The now even-more-famous "Snowzilla" giant snowman of Anchorage, Alaska was resurrected sometime during the night of December 22-23 after being destroyed as a result of a municipal code citation. Media story from the Anchorage Daily News (already there are 262 public comments, mostly supportive of Billy Ray Powers) and KTUU Channel 2.
Municipal code enforcers declared the giant snowman a public nuisance and safety hazard a few weeks ago, even before this winter's version was constructed. Specifically, officials banned the Powers family from "the building, enlargement or any other action ascribed with the construction of the extraordinarily large snowman". See my previous post for a complete account of the enforcement actions.
The new Snowzilla at 1556 Columbine St. is reportedly about 25 feet tall, sporting a new corncob pipe and carrot nose, although persons who have driven by it today report that 18 feet is more realistic. Here's a brief YouTube video showing the resurrected Snowzilla:
When asked about Snowzilla's resurrection, property owner Billy Ray Powers was deliberately cryptic, saying only that the snowman's return was the result of "Christmas magic". Powers declined to discuss who rebuilt the snowman, how many people may have helped, or whether his own family was involved.
The Municipality of Anchorage reacted cautiously and diplomatically to the re-appearance of Snowzilla. They intend to defer further enforcement action until after the holidays. Mayor Mark Begich's communications director Jenny Evans issued the following statement, originally posted by the Anchorage Daily News:
December 23, 2008
Anchorage prides itself on being a family-focused city, encouraging community spirit and comraderie. However, there must be a balance, especially for those most affected by spectacles like Snowzilla, which is the neighbors who are enduring hours of increased traffic flow; cars stopped and parked to take photos; the latest pattern of inebriated locals stopping in the middle of the night to photograph Snowzilla; and the overall impact of having a structure this size in the middle of a neighborhood. This is a neighborhood of small homes on small lots connected by small streets. It can't support the volume of traffic and revelers that are interested in Snowzilla.
This property owner has repeatedly ignored city attempts to find ways to accommodate his desire to build a giant snowman without affecting the quiet, residential quality of the neighborhood. The property owner appears to operate a large junk or salvage operation year-round from this residence. He has violated MOA land use codes for thirteen years.

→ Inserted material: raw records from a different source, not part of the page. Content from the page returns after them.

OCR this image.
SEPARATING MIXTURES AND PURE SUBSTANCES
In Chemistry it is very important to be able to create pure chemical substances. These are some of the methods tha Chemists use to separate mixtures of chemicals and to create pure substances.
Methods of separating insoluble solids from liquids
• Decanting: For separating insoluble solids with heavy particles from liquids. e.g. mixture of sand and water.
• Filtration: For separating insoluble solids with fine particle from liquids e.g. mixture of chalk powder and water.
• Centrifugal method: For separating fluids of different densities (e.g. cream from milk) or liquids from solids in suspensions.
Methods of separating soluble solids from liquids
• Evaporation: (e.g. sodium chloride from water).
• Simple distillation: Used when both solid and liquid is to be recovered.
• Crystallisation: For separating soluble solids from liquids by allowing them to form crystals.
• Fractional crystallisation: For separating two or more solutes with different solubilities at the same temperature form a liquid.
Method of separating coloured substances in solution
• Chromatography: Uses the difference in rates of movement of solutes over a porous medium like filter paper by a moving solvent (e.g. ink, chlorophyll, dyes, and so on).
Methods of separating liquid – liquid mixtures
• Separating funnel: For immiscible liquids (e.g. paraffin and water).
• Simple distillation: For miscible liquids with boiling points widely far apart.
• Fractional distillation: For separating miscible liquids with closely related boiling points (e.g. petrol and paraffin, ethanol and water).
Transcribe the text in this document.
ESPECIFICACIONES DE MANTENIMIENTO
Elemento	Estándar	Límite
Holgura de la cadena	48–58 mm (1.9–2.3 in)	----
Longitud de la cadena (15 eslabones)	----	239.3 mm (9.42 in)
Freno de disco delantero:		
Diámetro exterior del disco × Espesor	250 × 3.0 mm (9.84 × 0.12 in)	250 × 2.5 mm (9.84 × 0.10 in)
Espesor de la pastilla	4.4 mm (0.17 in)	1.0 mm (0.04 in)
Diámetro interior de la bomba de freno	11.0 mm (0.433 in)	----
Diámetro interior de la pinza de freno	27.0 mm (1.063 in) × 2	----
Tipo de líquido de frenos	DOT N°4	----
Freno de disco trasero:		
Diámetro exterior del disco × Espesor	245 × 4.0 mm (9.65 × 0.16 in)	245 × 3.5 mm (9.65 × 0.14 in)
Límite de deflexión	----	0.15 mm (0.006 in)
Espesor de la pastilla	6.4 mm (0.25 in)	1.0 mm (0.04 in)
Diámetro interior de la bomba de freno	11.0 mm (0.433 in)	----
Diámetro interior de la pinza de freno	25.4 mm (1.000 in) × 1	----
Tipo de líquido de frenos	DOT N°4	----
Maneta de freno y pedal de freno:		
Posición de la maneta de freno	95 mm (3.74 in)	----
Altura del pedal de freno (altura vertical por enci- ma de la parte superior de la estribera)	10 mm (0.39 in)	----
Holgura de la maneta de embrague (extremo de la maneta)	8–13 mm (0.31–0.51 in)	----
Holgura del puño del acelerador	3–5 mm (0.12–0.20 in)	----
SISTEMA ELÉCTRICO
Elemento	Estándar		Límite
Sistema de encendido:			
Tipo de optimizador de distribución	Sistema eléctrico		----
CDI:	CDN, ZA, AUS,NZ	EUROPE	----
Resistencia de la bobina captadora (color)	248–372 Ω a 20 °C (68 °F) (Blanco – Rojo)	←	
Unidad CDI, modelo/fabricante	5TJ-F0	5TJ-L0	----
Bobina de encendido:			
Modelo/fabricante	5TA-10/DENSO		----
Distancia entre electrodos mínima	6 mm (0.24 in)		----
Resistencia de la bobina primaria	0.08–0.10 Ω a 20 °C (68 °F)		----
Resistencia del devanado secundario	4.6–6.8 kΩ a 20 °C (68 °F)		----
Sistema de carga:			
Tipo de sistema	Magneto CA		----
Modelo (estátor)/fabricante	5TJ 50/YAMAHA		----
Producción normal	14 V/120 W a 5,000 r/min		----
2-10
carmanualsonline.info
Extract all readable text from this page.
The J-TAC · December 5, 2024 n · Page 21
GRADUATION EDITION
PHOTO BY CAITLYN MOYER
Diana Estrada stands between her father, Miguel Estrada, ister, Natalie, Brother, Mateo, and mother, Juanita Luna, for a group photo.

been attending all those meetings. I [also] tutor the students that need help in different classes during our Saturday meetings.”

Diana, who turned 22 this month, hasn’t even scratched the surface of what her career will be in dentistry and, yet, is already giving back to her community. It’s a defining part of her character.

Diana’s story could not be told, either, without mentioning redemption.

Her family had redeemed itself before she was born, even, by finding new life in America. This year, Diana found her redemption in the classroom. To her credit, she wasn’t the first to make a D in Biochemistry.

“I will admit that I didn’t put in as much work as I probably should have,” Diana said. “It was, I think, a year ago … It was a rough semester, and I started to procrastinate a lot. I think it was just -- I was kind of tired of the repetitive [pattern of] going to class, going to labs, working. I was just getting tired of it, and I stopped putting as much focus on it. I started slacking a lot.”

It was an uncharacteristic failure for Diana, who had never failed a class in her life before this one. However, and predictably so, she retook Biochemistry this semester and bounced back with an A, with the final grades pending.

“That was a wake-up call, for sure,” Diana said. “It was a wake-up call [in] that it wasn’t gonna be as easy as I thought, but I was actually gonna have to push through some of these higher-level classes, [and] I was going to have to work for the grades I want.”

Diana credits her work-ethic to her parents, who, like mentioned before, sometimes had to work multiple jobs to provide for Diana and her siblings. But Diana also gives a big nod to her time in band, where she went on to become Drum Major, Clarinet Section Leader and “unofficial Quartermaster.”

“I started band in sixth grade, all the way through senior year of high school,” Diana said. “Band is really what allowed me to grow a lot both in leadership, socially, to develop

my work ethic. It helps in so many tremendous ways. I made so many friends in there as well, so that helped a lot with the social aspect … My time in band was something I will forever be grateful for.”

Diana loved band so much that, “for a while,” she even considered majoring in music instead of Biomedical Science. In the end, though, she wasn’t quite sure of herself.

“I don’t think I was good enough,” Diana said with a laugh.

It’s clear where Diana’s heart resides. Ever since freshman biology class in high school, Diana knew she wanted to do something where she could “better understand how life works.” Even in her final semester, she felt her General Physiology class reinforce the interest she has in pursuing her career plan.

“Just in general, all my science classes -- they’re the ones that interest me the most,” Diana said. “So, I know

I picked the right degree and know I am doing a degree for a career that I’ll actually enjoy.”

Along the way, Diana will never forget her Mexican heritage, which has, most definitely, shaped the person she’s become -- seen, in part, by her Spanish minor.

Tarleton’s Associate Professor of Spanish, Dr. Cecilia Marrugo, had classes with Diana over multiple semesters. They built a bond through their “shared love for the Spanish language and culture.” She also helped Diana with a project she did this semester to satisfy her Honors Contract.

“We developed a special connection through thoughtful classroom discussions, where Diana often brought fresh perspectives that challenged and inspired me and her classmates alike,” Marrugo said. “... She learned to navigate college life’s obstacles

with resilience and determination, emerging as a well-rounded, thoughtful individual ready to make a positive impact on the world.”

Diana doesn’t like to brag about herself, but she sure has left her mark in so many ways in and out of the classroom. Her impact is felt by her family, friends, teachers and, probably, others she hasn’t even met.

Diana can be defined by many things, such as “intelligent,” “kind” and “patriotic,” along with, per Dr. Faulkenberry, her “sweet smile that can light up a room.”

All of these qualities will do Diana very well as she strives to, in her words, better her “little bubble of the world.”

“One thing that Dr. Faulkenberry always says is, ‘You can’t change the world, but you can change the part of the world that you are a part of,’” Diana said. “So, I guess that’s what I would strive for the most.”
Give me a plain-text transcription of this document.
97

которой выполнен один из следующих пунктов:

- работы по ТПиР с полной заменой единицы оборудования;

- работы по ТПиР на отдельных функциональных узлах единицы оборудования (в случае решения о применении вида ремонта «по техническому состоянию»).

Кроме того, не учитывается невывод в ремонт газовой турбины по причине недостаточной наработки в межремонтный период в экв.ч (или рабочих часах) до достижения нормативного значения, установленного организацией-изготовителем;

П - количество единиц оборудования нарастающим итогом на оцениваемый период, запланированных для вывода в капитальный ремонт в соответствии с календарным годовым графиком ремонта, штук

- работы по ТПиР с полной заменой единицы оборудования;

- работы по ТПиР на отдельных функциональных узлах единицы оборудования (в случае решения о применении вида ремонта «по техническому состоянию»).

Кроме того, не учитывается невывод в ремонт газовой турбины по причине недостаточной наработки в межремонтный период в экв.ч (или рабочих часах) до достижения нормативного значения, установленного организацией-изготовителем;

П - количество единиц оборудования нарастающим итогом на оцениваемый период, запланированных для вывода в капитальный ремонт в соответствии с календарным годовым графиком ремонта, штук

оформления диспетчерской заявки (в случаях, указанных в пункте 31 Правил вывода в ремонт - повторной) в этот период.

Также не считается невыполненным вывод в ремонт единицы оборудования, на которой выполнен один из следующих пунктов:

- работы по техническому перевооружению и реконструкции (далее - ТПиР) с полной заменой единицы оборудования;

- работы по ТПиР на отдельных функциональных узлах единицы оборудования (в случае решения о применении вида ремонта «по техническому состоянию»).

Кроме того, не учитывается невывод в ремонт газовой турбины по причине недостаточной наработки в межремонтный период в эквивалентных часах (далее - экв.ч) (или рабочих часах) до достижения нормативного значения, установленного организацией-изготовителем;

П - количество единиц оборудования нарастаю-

The owner has reneged on dozens of commitments he has made to his neighbors and city officials to cease the most offensive property uses. He currently owes the city more than $100,000 in fines and other assessments, primarily related to his junk and trash operations.
We continue to be willing to meet with the property owner to resolve these legitimate neighborhood concerns. We don't expect the city to take any further action until after the Christmas holiday.
Office of Mayor Mark Begich
This is a smart reaction by Begich, and it shows why even those who ideologically oppose Mark Begich respect his political talents. Begich is attempting to deflate and defang widespread criticism by unofficially allowing the snowman to remain over the holiday period.
Snowzilla has been virtually the exclusive topic of discussion on the December 23rd program of KFQD conservative shock jock Dan Fagan. Yesterday, Fagan was a firm cheerleader for Billy Ray Powers. Today, Fagan is hedging his bets. He condemns Powers for his sloppy yard, but defends his snowman. Most people calling in to the show support Powers. Supporters of Powers have even started a website, Snowzilla.org, to promote his cause and solicit donations towards possible litigation. If Powers chooses not to pursue legal action, the donations will be returned.
Snowzilla's gone global. A Google news search of Snowzilla, results viewable HERE, reveal stories published in Australia and Austria.
Since the mayor has declared the intent to delay further enforcement until after the holidays, this allows a cooling-off period to determine the true impact of any public nuisance, or if it is overblown. The botton line - the needs of Powers' neighbors needs to come first.